What exactly happens while multiplying a double value by 10

Question

I have recently been wondering about multiplying floating point numbers.
Let's assume I have a number, for example 3.1415 with a guaranteed 3-digit precision.
Now, I multiply this value by 10, and I get 31.415X, where X is a digit I cannot define because of the limited precision.

Now, can I be sure, that the five get's carried over to the precise digits? If a number is proven to be precise up to 3 digits I wouldn't expect this five to always pop up there, but after studying many cases in c++ i have noticed that it always happens.

From my point of view, however, this doesn't make any sense, because floating point numbers are stored base-two, so multiplication by ten isn't really possible, it will always be mutiplication by 10.something.

I ask this question because I wanted to create a function that calculates how precise a type is. I have came up with something like this:

template <typename T>
unsigned accuracy(){
        unsigned acc = 0;
        T num = (T)1/(T)3;
        while((unsigned)(num *= 10) == 3){
                acc++;
                num -= 3;
        }
        return acc;
}

Now, this works for any types I've used it with, but I'm still not sure that the first unprecise digit will always be carried over in an unchanged form.

Answer 1

I'll talk specifically about IEEE754 doubles since that what I think you're asking for.

Doubles are defined as a sign bit, an 11-bit exponent and a 52-bit mantissa, which are concatenated to form a 64-bit value:

sign|exponent|mantissa

Exponent bits are stored in a biased format, which means we store the actual exponent +1023 (for a double). The all-zeros exponent and all-ones exponent are special, so we end up being able to represent an exponent from 2^-1022 to 2^+1023

It's a common misconception that integer values can't be represented exactly by doubles, but we can actually store any integer in [0,2^53) exactly by setting the mantissa and exponent properly, in fact the range [2^52,2^53) can only store the integer values in that range. So 10 is easily stored exactly in a double.
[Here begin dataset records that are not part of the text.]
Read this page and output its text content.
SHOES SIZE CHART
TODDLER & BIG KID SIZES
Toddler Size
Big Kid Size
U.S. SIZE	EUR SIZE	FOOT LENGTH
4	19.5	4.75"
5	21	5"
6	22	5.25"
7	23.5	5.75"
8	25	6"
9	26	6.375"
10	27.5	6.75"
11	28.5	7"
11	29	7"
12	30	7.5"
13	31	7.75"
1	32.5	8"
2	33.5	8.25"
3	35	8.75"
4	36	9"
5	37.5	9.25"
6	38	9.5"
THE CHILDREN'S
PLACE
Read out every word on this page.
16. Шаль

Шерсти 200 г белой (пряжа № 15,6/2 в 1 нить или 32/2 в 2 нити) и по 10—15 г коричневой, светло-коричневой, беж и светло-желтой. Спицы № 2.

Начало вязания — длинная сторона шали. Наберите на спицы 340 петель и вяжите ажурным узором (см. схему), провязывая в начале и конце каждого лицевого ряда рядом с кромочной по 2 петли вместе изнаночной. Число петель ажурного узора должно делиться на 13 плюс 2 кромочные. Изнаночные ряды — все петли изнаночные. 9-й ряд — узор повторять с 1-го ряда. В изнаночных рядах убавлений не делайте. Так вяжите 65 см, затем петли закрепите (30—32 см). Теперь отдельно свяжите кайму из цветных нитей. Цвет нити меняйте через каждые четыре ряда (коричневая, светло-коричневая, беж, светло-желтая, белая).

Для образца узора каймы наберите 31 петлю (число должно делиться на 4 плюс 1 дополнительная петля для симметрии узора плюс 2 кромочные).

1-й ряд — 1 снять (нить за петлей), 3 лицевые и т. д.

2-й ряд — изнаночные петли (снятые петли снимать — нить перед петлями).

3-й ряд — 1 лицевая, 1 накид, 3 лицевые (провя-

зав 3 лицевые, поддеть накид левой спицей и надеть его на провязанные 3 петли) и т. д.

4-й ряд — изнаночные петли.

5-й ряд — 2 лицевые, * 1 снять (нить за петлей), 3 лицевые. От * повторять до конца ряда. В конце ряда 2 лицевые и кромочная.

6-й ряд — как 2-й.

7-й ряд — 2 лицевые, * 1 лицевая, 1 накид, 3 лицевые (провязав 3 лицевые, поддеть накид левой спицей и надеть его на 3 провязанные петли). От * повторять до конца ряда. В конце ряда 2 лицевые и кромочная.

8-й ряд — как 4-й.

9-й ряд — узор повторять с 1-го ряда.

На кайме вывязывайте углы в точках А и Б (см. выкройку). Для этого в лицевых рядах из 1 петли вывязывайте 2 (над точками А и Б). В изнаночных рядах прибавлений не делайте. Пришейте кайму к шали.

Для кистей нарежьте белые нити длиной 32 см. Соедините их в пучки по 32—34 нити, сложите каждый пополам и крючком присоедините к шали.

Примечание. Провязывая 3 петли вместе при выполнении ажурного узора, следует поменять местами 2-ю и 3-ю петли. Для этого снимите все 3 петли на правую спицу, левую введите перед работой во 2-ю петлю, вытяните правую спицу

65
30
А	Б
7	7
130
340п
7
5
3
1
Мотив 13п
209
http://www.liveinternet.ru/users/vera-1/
When it comes to multiplying doubles, we effectively have two numbers of this form:

A = (-1)^sA*mA*2^(eA-1023)
B = (-1)^sB*mB*2^(eB-1023)

Where sA,mA,eA are the sign,mantissa and exponent for A (and similarly for B).

If we multiply these:

A*B = (-1)^(sA+sB)*(mA*mB)*2^((eA-1023)+(eB-1023))

We can see that we merely sum the exponents, and then multiply the mantissas. This actually isn't bad for precision! We might overflow the exponent bits (and thus get an infinity), but other than that we just have to round the intermediate mantissa result back to 52 bits, but this will at worst only change the least significant bit in the new mantissa.

Ultimately, the error you'll see will be proportional to the magnitude of the result. But, doubles have an error proportional to their magnitude anyways so this is really as safe as we can get. The way to approximate the error in your number is as |magnitude|*2^-53. In your case, since 10 is exact, the only error will come in the representation of pi. It will have an error of ~2^-51 and thus the result will as well.

As a rule of thumb, I consider doubles to have ~15 digits of decimal precision when thinking about precision concerns.

Answer 2

Lets assume that for single precision 3.1415 is

0x40490E56

in IEEE 754 format which is a very popular but not the only format used.

01000000010010010000111001010110 0 10000000 10010010000111001010110

so the binary portion is 1.10010010000111001010110

110010010000111001010110 1100 1001 0000 1110 0101 0110 0xC90E56 * 10 = 0x7DA8F5C

Just like in grade school with decimal you worry about the decimal(/binary) point later, you just do a multiply.

01111.10110101000111101011100

to get into IEEE 754 format it needs to be shifted to a 1.mantissa format so that is a shift of 3

1.11110110101000111101011

but look at the three bits chopped off 100 specifically the 1 so this means depending on the rounding mode you round, in this case lets round up

1.11110110101000111101100

0111 1011 0101 0001 1110 1100

0x7BA1EC

now if I already computed the answer:

0x41FB51EC

0 10000011 11110110101000111101100

we moved the point 3 and the exponent reflects that, the mantissa matches what we computed. we did lose one of the original non-zero bits off the right, but is that too much loss?

double, extended, work the same way just more exponent and mantissa bits, more precision and range. but at the end of the day it is nothing more than what we learned in grade school as far as the math goes, the format requires 1.mantissa so you have to use your grade school math to adjust the exponent of the base to get it in that form.

Answer 3

Now, can I be sure, that the five get's carried over to the precise digits?

In general, no. You can only be sure about the precision of output when you know the exact representation format used by your system, and know that the correct output is exactly representable in that format.

If you want precise result for any rational input, then you cannot use finite precision.

It seems that your function attempts to calculate how accurately the floating point type can represent 1/3. This accuracy is not useful for evaluating accuracy of representing other numbers.

because floating point numbers are stored base-two

While very common, this is not universally true. Some systems use base-10 for example.